I was formerly involved with a fair bit of arms development, I still do a bit here and there. So, a few comments from the perspective of someone who worked on a range of projects including both the smoothbore and rifled main batteries of the M-1 (XM-1 through late M-1A versions), ordnance for same and the GAU-8, naval gun propellants, TOW-2, Hawk, Sparrow, Patriot PAC 1-B & 2, and some exotic stuff like gelled propellant stuff, some DEW and fancy KEW, etc. etc.
Weapons systems are designed to perform specific missions. Advancement is not a matter of further, faster, stronger, more, etc. You have something specific you want to accomplish, and a set of constraints within which to work. So you design and build to do a specific job, not just to go as far, fast, etc. as you can. You make choices, and build to those.
Presently we are undergoing 2 or 3 simultaneous revolutions in how conflicts are fought. Extrapolations of what things are going to look like in the future are inevitably flawed because the next twenty years will surprise us, never mind centuries (I'd say the next 10 years, but the stuff in that time frame is already in the pipeline, anyone who follows the trade journals will pretty well know what that is now, though the public awareness runs years behind most deployment, and decades behind the decision-making that produces it all.)
So, the best a system can do is start by making a set of base assumptions about how conflict will be pursued, build some doctrine, then start fitting systems into that framework. The technique of taking publicly available stats for current and historical systems and extrapolating from there isn't effective. There's no real "line of progress" to follow. Advancements don't work like that.
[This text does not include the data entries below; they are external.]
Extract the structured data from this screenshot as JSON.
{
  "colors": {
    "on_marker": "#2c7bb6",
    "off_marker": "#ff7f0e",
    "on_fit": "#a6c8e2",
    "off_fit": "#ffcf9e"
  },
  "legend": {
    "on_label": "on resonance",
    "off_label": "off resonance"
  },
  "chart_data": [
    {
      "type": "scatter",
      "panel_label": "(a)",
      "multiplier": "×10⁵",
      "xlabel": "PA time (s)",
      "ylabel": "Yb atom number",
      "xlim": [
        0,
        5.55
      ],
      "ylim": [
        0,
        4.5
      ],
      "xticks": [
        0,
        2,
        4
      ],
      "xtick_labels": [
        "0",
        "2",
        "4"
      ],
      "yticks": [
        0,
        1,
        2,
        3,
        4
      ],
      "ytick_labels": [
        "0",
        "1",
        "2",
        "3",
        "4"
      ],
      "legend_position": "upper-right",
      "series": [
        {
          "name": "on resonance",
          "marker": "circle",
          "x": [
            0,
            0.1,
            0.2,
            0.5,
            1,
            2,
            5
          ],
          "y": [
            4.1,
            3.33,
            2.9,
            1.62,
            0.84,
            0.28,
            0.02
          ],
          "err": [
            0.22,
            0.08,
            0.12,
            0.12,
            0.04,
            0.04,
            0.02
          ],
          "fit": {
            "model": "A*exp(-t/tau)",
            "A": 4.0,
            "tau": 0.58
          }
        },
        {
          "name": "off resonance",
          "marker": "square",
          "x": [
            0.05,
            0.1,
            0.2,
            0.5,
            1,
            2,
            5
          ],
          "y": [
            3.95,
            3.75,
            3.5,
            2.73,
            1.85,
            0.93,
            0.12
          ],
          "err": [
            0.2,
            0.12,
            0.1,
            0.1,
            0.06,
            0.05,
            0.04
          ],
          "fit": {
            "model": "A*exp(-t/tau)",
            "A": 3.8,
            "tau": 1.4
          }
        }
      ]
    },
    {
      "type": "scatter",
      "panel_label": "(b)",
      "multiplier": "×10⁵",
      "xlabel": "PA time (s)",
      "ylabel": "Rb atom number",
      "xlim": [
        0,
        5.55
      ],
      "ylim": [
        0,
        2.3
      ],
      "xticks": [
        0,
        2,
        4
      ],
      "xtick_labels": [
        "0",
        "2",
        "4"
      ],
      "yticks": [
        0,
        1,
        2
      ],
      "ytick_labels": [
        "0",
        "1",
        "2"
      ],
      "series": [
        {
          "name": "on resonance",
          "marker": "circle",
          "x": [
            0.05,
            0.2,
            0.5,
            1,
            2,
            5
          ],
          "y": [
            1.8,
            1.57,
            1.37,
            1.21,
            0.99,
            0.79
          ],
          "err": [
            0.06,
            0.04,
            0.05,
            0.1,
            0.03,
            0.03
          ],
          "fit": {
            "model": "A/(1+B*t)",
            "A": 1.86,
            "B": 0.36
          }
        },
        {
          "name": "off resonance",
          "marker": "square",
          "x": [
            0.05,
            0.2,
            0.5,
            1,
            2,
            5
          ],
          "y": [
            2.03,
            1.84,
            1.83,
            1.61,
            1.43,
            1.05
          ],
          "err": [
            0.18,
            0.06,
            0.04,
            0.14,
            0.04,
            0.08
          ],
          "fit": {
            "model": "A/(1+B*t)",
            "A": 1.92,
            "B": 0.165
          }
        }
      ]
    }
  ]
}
Also, assuming present systems will be available in the future isn't effective. Every system has a body of logistics that comes with it, and sometimes a system that has better stats isn't going to persist because the tail adds too many costs, deployment problems, training problems, or whatever. Or the folks who made it are gone, recovering the techniques to make and operate it is too troublesome, and the tooling's long gone, never mind the processes themselves.
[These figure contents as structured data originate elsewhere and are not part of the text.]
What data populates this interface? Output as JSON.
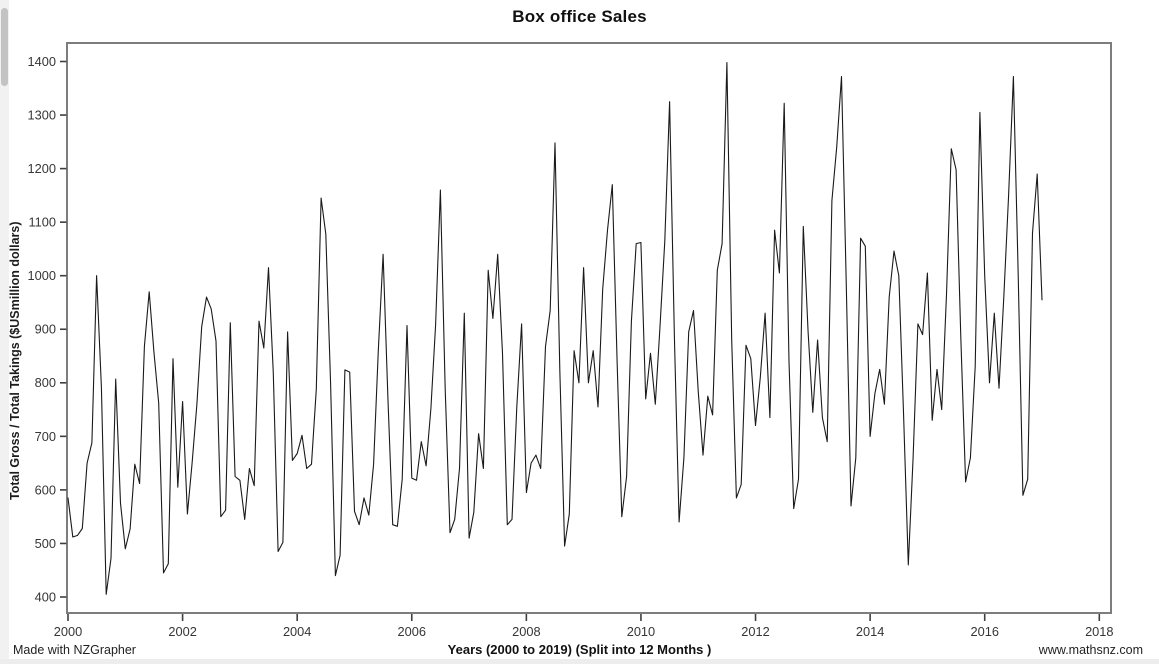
{
  "header": {
    "title": "Box office Sales"
  },
  "footer": {
    "made_with": "Made with NZGrapher",
    "website": "www.mathsnz.com"
  },
  "colors": {
    "line": "#1a1a1a",
    "frame": "#7d7d7d",
    "tick": "#3f3f3f",
    "tick_label": "#363636",
    "background": "#ffffff",
    "scroll_track": "#f1f1f1",
    "scroll_thumb": "#c3c3c3"
  },
  "chart_data": {
    "type": "line",
    "title": "Box office Sales",
    "xlabel": "Years (2000 to 2019) (Split into 12 Months )",
    "ylabel": "Total Gross / Total Takings ($USmillion dollars)",
    "x_unit": "month",
    "x_start": "Jan 2000",
    "x_end": "Jan 2017",
    "x_ticks": [
      2000,
      2002,
      2004,
      2006,
      2008,
      2010,
      2012,
      2014,
      2016,
      2018
    ],
    "y_ticks": [
      400,
      500,
      600,
      700,
      800,
      900,
      1000,
      1100,
      1200,
      1300,
      1400
    ],
    "ylim": [
      400,
      1400
    ],
    "grid": false,
    "legend": false,
    "series_name": "Total Gross / Total Takings ($USmillion)",
    "values": [
      585,
      512,
      515,
      528,
      650,
      688,
      1000,
      792,
      405,
      472,
      807,
      575,
      490,
      527,
      648,
      612,
      868,
      970,
      858,
      762,
      445,
      462,
      845,
      605,
      765,
      555,
      650,
      760,
      905,
      960,
      938,
      878,
      550,
      562,
      912,
      625,
      618,
      545,
      640,
      608,
      915,
      865,
      1015,
      818,
      485,
      502,
      895,
      655,
      668,
      702,
      640,
      648,
      788,
      1145,
      1078,
      798,
      440,
      478,
      824,
      820,
      560,
      535,
      585,
      553,
      648,
      860,
      1040,
      772,
      535,
      532,
      620,
      907,
      622,
      618,
      690,
      645,
      752,
      908,
      1160,
      788,
      520,
      545,
      640,
      930,
      510,
      558,
      705,
      640,
      1010,
      920,
      1040,
      855,
      535,
      545,
      755,
      910,
      595,
      650,
      665,
      640,
      868,
      935,
      1248,
      825,
      495,
      555,
      860,
      800,
      1015,
      800,
      860,
      755,
      975,
      1085,
      1170,
      840,
      550,
      625,
      915,
      1060,
      1062,
      770,
      855,
      760,
      905,
      1065,
      1325,
      885,
      540,
      660,
      895,
      935,
      785,
      665,
      775,
      740,
      1010,
      1060,
      1398,
      880,
      585,
      610,
      870,
      845,
      720,
      810,
      930,
      735,
      1085,
      1005,
      1322,
      840,
      565,
      620,
      1092,
      895,
      745,
      880,
      735,
      690,
      1140,
      1240,
      1372,
      990,
      570,
      660,
      1070,
      1055,
      700,
      780,
      825,
      760,
      960,
      1046,
      1000,
      745,
      460,
      660,
      910,
      890,
      1005,
      730,
      825,
      750,
      965,
      1237,
      1198,
      885,
      615,
      660,
      830,
      1305,
      1000,
      800,
      930,
      790,
      960,
      1150,
      1372,
      1010,
      590,
      620,
      1080,
      1190,
      955
    ]
  }
}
We can make and have made systems that outperform what's in deployment. What's deployed is based on a whole slew of factors, many of them not technical (e.g. which congressional district is it manufactured in.) It's also true that much money spent developing technically "superior" systems was wasted because the supposedly superior system didn't serve a real mission need. E.g. longer range terminally guided tank gun ordinance is only interesting in certain circumstances, and is a waste of time and money in others. It
sounds like a sure winner, but that's what attracts money. Such things do not always justify that support. In fact, whizzy stuff most frequently does not. But every so often, somebody really has done their homework and the whizzy stuff pays off. At which point the "decision makers" are sure to ignore it until after 1-4 decades of being beat about the head and shoulders on the subject.
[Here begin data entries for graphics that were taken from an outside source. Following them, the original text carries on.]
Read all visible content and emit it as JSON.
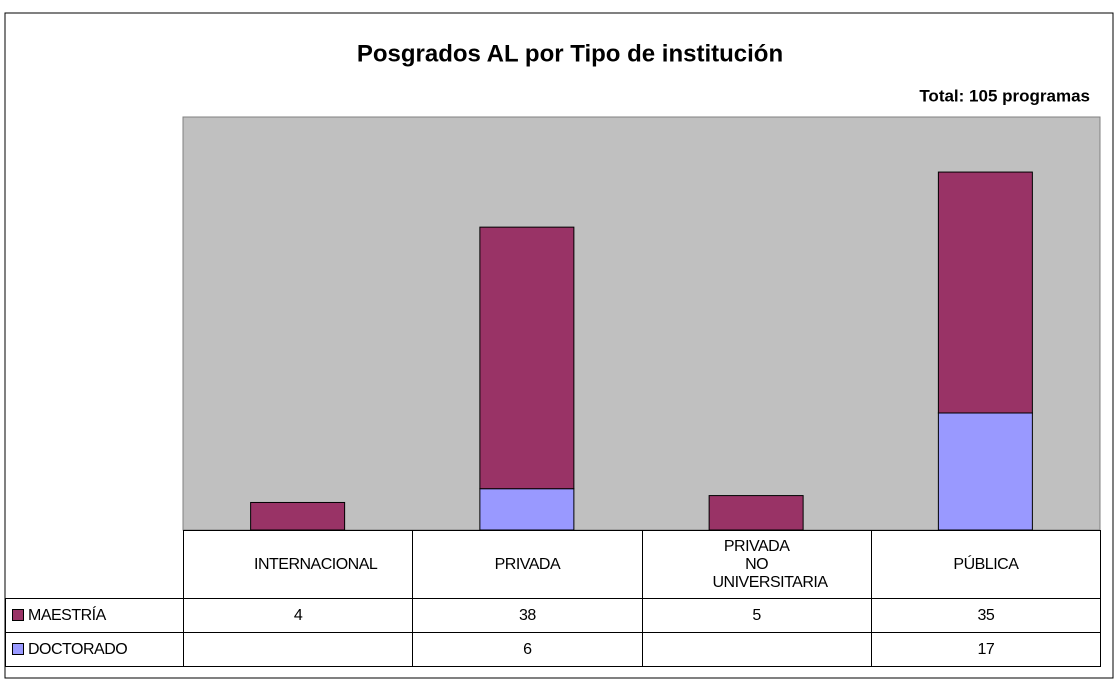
{
  "chart_data": {
    "type": "stacked_bar",
    "title": "Posgrados AL por Tipo de institución",
    "subtitle": "Total: 105 programas",
    "categories": [
      "INTERNACIONAL",
      "PRIVADA",
      "PRIVADA NO UNIVERSITARIA",
      "PÚBLICA"
    ],
    "series": [
      {
        "name": "MAESTRÍA",
        "color": "#993366",
        "values": [
          4,
          38,
          5,
          35
        ]
      },
      {
        "name": "DOCTORADO",
        "color": "#9999ff",
        "values": [
          null,
          6,
          null,
          17
        ]
      }
    ],
    "ylim": [
      0,
      60
    ]
  }
}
Anyway, find a system with some workable base assumptions and doctrine. Most of these will rely on history and add some "futuristic" tweaks to remind you you're not in Korea or Normandy. Then pick the equipment that fits. MGT doesn't have any such thing at present, so the equipment doesn't have any guiding principles for it's stats. A vehicle design system doesn't by itself result in useful weapons systems. Even in the real world.
The CT stuff blends nicely with MGT if you adjust damage to account for the effects part of damage in MGT. Frex, if you start with the assumptions of Striker, you can mix in and adjust workable equipment from the MGT lists. With such a base you can also start making your own tweaks, but beware of simply adding features just because they seem futuristic. E.g., adding a shopping list of technologies like blue force tracking, UAVs, DEWs, battlefield "Brilliant Pebbles" or "Sapient Sand", terminally guided small arms ordnance, and so on. Pick a few dominant assumptions, build from there. E.g. "Armor is king" or "Armor can't survive." "Air is death, stay close to the soil," or "Without air dominance, nothing else matters." "Space resources are largely invulnerable" to "satellites fall out of the sky if you look at them funny."
I'm hoping we'll see the reasonable coherence of the (dated but still usable) assumptions of Hammer's Slammers reflected in the MGT material for that setting.